Ups: Terrain looks great; lots of flight options; missiles!

Downs:  Pretty boring most of the time; worst game music I have ever heard.

System Reqs:
P200 MMX, 3D card w/ D3D support, 32 MB RAM, 190 MB HD

I often feel that there are some things that game developers should just steer clear of trying to replicate in the game world. Not that these things are necessarily stupid or even unworthy, but because in the process of recreating them on computer more often than not the entire point of these activities is negated. For example, bull riding might be fun and challenging and all, but in a bull riding simulation the player can genuinely do nothing but frantically jab some keys or manhandle the joystick and pretend that they are in some semblance of control. Grasping the physics of bull riding enough to reproduce them on computer is like explaining string theory in a game of Taboo; it ain’t gonna happen. That’s where I feel Hangsim belongs, teetering on the edge of flight sim and slowly slipping into utter pointlessness-the longer you play it, the worse it gets. Not that it’s the worst game I’ve ever played, its just some of the worst subject matter I’ve seen in a game for a while. 

Hangsim is Wilco’s first standalone title, and--as they are so proud to announce--the first light aviation sim on the market. What is light aviation? Well, it includes all forms of aerial transportation that are not regulated by the Federal Aviation Administration here in the States. Aircraft that do not meet the FAA’s minimum requirements for weight or horsepower and therefore do not need to be regulated by the government agency for airworthiness are considered light aircraft. The way I’ve always looked at it is that people that fly this stuff simply, and understandably, can’t afford “real” airplanes, or they’re just mad.

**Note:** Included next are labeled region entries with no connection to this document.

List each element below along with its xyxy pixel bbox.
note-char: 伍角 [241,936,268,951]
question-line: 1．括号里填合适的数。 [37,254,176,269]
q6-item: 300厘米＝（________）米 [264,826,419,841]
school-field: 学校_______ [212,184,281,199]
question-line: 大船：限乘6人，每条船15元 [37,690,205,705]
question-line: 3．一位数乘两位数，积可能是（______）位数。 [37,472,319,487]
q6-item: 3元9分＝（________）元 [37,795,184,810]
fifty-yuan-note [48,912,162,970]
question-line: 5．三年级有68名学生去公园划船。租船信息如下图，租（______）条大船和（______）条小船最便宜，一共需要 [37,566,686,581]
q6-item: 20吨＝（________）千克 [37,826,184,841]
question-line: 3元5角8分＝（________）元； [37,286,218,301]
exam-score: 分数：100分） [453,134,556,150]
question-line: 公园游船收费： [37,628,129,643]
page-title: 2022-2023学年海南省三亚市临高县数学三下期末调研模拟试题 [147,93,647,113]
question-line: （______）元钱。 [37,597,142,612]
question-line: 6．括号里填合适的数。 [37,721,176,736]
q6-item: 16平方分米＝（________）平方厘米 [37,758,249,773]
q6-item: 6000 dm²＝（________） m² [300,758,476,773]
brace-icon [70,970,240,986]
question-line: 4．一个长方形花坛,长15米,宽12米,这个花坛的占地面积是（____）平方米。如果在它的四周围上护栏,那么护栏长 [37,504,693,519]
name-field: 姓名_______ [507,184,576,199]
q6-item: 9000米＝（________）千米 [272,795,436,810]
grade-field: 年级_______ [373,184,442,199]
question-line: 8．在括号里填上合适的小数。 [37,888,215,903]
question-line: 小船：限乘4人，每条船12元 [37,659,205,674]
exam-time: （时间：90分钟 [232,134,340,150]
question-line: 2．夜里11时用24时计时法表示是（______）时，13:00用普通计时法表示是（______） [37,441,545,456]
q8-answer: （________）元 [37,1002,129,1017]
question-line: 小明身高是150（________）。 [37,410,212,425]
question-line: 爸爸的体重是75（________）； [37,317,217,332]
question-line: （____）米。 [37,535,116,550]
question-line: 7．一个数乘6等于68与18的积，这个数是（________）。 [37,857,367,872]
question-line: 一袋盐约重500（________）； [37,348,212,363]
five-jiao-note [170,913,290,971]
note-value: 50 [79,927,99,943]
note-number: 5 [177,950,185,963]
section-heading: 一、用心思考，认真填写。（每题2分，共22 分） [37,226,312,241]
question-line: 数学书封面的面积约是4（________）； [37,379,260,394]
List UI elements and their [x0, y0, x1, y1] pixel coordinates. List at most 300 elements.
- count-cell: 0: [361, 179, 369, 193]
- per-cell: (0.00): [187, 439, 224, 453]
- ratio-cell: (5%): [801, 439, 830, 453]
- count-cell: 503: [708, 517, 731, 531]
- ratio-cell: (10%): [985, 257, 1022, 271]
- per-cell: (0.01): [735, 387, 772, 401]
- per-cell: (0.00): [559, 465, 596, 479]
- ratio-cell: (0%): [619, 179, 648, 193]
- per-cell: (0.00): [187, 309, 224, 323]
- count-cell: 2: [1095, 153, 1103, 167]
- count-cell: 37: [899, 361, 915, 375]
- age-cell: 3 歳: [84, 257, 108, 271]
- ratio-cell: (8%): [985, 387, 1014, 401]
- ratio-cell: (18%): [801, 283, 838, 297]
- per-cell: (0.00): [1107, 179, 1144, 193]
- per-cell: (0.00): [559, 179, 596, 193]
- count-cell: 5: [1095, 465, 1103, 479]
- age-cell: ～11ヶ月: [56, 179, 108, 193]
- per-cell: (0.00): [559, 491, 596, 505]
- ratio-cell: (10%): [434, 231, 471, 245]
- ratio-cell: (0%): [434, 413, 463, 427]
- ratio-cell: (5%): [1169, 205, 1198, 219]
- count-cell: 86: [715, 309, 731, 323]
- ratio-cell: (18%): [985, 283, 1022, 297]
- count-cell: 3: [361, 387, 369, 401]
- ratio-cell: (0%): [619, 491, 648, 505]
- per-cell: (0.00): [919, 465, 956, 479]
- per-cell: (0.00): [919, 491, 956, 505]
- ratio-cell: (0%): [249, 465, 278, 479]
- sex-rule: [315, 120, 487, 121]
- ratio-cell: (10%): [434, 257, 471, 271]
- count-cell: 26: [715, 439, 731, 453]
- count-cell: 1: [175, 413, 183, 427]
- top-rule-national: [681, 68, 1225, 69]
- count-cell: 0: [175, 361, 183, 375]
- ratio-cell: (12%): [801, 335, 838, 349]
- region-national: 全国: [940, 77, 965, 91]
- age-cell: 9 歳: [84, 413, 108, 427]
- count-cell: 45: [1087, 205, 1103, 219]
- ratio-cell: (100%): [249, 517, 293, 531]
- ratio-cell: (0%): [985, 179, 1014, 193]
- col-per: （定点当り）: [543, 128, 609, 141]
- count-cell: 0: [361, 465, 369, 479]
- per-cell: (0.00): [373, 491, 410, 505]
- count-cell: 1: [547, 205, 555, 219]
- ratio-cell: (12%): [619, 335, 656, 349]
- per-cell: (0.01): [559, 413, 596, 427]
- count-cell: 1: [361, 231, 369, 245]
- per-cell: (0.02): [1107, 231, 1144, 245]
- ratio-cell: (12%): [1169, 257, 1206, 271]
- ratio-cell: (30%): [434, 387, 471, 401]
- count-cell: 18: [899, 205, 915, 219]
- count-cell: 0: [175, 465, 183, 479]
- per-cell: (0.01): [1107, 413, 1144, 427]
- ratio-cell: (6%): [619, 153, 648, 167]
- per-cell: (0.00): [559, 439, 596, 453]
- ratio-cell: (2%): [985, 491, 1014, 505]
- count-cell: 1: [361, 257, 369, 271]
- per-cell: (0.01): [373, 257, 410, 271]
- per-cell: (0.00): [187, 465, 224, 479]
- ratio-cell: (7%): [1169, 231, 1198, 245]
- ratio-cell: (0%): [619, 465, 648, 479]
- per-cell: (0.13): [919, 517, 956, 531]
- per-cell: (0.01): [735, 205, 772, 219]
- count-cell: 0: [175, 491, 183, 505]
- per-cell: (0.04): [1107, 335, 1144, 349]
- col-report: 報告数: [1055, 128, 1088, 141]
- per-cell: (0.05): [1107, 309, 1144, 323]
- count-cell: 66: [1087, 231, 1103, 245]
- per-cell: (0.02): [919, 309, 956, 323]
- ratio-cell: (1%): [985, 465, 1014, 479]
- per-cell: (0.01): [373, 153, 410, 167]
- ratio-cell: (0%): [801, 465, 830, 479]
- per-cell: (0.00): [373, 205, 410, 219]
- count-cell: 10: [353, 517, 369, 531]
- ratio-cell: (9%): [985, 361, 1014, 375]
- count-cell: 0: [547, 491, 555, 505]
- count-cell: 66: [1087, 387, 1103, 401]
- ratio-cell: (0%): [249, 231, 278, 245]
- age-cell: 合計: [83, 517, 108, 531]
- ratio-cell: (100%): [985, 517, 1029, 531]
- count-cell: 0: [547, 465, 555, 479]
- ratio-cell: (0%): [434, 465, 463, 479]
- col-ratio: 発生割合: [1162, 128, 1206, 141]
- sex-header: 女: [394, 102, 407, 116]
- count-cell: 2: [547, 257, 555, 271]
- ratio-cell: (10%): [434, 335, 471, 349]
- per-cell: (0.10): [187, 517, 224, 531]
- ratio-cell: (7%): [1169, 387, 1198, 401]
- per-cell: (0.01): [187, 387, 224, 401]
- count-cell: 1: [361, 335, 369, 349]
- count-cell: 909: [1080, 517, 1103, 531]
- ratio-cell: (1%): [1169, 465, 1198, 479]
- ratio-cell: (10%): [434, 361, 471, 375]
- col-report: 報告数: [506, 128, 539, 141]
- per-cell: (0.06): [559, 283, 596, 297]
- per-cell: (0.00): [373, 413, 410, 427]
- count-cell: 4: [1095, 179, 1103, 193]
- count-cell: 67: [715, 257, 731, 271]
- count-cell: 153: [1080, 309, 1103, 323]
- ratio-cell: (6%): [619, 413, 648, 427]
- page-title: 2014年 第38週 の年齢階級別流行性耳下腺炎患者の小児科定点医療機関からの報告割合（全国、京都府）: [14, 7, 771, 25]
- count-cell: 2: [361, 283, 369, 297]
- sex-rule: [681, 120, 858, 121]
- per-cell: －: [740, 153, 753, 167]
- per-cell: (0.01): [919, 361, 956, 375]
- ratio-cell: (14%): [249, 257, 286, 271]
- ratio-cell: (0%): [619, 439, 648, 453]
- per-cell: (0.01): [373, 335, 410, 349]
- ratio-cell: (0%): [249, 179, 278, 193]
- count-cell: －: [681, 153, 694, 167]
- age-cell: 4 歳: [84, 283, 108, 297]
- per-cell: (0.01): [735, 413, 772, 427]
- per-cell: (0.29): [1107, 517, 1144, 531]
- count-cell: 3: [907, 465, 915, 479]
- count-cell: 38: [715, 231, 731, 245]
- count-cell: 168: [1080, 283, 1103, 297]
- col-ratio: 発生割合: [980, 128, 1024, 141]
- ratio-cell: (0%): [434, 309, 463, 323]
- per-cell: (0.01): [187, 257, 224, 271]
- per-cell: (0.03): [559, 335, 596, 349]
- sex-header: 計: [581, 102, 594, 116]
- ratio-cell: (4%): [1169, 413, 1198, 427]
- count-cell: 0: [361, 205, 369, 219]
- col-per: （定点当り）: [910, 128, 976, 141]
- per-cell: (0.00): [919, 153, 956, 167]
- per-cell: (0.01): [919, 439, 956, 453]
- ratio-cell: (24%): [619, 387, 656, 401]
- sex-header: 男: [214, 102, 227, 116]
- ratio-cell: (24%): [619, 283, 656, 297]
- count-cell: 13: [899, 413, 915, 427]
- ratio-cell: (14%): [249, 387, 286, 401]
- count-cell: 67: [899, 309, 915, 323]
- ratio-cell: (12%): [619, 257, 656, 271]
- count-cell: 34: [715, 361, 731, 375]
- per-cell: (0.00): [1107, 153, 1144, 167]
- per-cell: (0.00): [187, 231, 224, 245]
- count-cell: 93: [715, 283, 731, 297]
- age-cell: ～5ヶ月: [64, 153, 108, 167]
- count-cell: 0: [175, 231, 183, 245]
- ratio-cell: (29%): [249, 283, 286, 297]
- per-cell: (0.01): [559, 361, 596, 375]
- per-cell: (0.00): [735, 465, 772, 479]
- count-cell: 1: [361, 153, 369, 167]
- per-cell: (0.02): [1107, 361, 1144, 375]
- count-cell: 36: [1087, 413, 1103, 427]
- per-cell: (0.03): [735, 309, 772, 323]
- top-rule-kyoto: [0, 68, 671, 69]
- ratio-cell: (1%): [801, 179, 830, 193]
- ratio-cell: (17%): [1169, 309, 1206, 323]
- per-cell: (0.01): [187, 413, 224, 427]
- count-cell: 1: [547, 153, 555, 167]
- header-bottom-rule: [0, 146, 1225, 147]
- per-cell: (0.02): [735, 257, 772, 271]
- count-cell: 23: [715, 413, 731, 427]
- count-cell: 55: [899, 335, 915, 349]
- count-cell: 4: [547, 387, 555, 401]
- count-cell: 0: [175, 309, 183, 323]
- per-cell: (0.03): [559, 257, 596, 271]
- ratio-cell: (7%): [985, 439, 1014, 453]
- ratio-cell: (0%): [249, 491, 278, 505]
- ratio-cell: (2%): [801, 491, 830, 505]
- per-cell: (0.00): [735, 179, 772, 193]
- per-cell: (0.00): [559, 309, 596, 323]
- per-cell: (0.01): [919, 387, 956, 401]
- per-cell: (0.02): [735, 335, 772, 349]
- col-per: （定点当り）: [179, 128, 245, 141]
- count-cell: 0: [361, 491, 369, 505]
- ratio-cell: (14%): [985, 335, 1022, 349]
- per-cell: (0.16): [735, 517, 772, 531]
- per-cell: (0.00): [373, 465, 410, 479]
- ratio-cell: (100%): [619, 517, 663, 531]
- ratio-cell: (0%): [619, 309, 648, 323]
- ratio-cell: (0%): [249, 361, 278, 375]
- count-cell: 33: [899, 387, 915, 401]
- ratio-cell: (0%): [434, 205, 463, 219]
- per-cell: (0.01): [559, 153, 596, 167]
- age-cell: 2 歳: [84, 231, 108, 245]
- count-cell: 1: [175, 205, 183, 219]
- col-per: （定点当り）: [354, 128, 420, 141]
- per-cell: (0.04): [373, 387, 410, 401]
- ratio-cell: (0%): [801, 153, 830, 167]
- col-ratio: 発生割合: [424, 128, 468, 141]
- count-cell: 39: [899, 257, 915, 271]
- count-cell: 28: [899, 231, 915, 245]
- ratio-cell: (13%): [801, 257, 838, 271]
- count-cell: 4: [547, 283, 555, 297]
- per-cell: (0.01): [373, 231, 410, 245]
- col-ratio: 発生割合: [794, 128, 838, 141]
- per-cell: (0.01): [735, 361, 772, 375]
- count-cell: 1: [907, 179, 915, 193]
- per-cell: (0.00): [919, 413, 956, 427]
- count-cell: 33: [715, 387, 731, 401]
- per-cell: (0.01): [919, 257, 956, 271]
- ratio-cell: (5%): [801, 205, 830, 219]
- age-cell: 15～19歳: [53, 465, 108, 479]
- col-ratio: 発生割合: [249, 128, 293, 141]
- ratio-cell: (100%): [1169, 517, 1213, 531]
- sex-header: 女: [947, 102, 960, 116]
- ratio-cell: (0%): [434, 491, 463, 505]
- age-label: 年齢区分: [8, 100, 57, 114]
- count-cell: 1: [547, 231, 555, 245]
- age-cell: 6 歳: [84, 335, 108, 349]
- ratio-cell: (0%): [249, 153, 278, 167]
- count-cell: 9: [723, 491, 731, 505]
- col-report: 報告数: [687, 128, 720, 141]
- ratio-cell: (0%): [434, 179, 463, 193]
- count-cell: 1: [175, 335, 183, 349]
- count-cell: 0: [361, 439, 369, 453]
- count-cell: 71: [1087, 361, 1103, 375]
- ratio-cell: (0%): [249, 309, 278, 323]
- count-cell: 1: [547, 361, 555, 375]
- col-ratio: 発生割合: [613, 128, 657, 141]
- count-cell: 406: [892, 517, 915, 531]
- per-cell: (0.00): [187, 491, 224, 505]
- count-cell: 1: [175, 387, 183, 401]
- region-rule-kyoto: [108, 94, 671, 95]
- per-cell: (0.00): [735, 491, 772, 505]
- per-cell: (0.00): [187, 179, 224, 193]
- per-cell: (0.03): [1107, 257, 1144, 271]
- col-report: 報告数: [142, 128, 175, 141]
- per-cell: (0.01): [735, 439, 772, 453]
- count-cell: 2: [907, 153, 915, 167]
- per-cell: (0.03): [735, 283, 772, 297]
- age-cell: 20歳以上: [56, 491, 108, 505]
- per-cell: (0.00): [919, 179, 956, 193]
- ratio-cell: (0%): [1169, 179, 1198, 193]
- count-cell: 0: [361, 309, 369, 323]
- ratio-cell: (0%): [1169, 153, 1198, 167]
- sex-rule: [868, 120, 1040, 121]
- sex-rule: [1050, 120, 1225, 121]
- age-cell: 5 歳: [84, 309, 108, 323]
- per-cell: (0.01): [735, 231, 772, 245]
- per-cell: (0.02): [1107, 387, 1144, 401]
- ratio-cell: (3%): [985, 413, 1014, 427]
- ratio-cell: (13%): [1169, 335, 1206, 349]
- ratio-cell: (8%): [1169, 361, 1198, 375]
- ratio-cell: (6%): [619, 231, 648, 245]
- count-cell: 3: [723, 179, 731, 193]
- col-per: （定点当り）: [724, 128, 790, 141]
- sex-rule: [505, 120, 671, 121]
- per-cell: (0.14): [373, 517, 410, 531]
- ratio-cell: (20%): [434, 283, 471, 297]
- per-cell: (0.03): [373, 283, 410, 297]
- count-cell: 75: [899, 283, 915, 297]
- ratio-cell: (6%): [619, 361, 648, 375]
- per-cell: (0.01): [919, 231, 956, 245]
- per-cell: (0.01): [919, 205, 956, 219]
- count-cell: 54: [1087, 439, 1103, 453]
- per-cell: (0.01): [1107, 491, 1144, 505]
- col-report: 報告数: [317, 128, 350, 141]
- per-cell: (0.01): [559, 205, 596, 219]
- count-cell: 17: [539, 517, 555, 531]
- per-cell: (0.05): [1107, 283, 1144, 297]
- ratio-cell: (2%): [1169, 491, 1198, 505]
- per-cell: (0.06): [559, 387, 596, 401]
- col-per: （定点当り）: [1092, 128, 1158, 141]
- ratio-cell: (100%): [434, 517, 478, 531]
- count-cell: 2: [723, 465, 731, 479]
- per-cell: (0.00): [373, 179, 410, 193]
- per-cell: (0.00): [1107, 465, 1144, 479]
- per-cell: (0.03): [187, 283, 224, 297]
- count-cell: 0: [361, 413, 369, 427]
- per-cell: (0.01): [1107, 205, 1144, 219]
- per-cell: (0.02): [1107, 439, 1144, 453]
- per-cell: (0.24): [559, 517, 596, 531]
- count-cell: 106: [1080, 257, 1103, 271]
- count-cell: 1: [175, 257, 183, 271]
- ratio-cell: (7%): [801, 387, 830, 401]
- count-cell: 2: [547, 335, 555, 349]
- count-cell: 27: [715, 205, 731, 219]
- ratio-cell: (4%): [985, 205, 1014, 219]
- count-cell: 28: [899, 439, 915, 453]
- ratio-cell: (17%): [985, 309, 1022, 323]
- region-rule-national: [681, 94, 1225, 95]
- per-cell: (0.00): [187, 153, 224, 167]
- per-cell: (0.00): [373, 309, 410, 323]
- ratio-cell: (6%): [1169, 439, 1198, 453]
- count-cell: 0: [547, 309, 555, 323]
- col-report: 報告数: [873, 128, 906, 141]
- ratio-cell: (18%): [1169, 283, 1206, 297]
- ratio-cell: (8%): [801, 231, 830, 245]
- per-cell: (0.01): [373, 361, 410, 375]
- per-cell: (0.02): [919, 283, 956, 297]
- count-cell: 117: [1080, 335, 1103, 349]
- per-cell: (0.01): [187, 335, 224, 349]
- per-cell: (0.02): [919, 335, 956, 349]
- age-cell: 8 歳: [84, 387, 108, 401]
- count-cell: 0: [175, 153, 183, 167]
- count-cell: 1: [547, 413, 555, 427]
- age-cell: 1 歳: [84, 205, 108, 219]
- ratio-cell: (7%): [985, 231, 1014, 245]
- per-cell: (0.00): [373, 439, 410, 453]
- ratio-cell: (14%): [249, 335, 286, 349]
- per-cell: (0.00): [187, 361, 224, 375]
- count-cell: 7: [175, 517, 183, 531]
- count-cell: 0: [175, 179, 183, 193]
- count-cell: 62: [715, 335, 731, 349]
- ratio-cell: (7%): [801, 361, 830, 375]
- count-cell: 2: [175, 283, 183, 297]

Hangsim offers seven light aircraft comprised of three hang gliders, two paragliders, a microlite, and a sailplane. The latter has been featured in other flight sims with some success like Microsoft Flight Simulator 2000's Schweizer 2-32 glider. In comparison to Hangsim’s Hawk, the FS2K’s glider was a much more rewarding experience and seemed to follow a more well thought out flight model. As far as the hang gliders go, the computer, without the aid of autopilot, consistently scored longer flights than if I was at the controls. I’m not sure if that was because of my inexperience at simulated hang gliding and general unfamiliarity with micro-meteorology, or if my joystick has a natural ability yet unexplored when left alone at this game. The paragliders need little mention other than it’s parachuting with a little motor strapped to your back and you’ll be lucky if you maintain any altitude or get moving faster than you could normally walk. The only redeeming aircraft is the microlite--more familiarly known as an ultralight--which putts around at speeds of 35 mph or so and flies more or less as it should.

I briefly mentioned micro-meteorology above and should go into more detail with it since it is central to the enterprise of gliding. Reportedly, Hangsim’s game engine takes into account the paths of air masses when affected be the sun’s heat, geography, and meteorological factors. For instance, darker patches of earth absorb more of the Suns’s rays, creating thermals, or areas of rising warm air. A glider pilot attempts to stay on top of or pass through as many thermals as possible to lengthen the flight. Occasionally the game would act as if it were considering phenomena such as these but did so sporadically and without consideration to where I was flying at the time.

Wilco boasts that this game offers “real-world 3D mountains, forests, cities, valleys, and seas depicted in 16-bit color and 3 meters/pixel resolution for a bird’s-eye view unmatched in clarity and detail by any other flight sim.” Now hold on a minute; the terrain is obviously taken from photos, but they're pretty motley ones. 3D objects are sparse, and don’t hold up to close examination. There are at least a couple of flight sims that are much more successful at squeezing out the details. At least this game maintains a respectable amount of variation in where to fly; if it weren’t for that I would have uninstalled it a lot sooner.

On top of the aforementioned problems, this game has, hands down, the most obnoxious in-game music I have ever encountered, it’s as if Brian Eno and John Tesh got together and noodled out a New Age masterpiece using a Casio keyboard that they dug up at the Goodwill. It almost drove me mad, and I compensated by unloading as many missiles as possible into helpless paragliders. Oh yeah, I almost forgot about the missiles, which are available to you through the Fun Flight option, and are the real highlight of the game.

Wilco’s previous projects include the Grand Canyon and Airport 2000 add-ons for Microsoft Flight Simulator; both turned out all right, but suffered from some of the same problems I saw in Hangsim, though not to this degree. I don’t know if I’d recommend this game to anyone unless they really wanted to fly the microlite, but the other stuff can be pretty much ignored. Lets hope this is not a trend for Wilco, and they get back to making decent add-ons for MFS.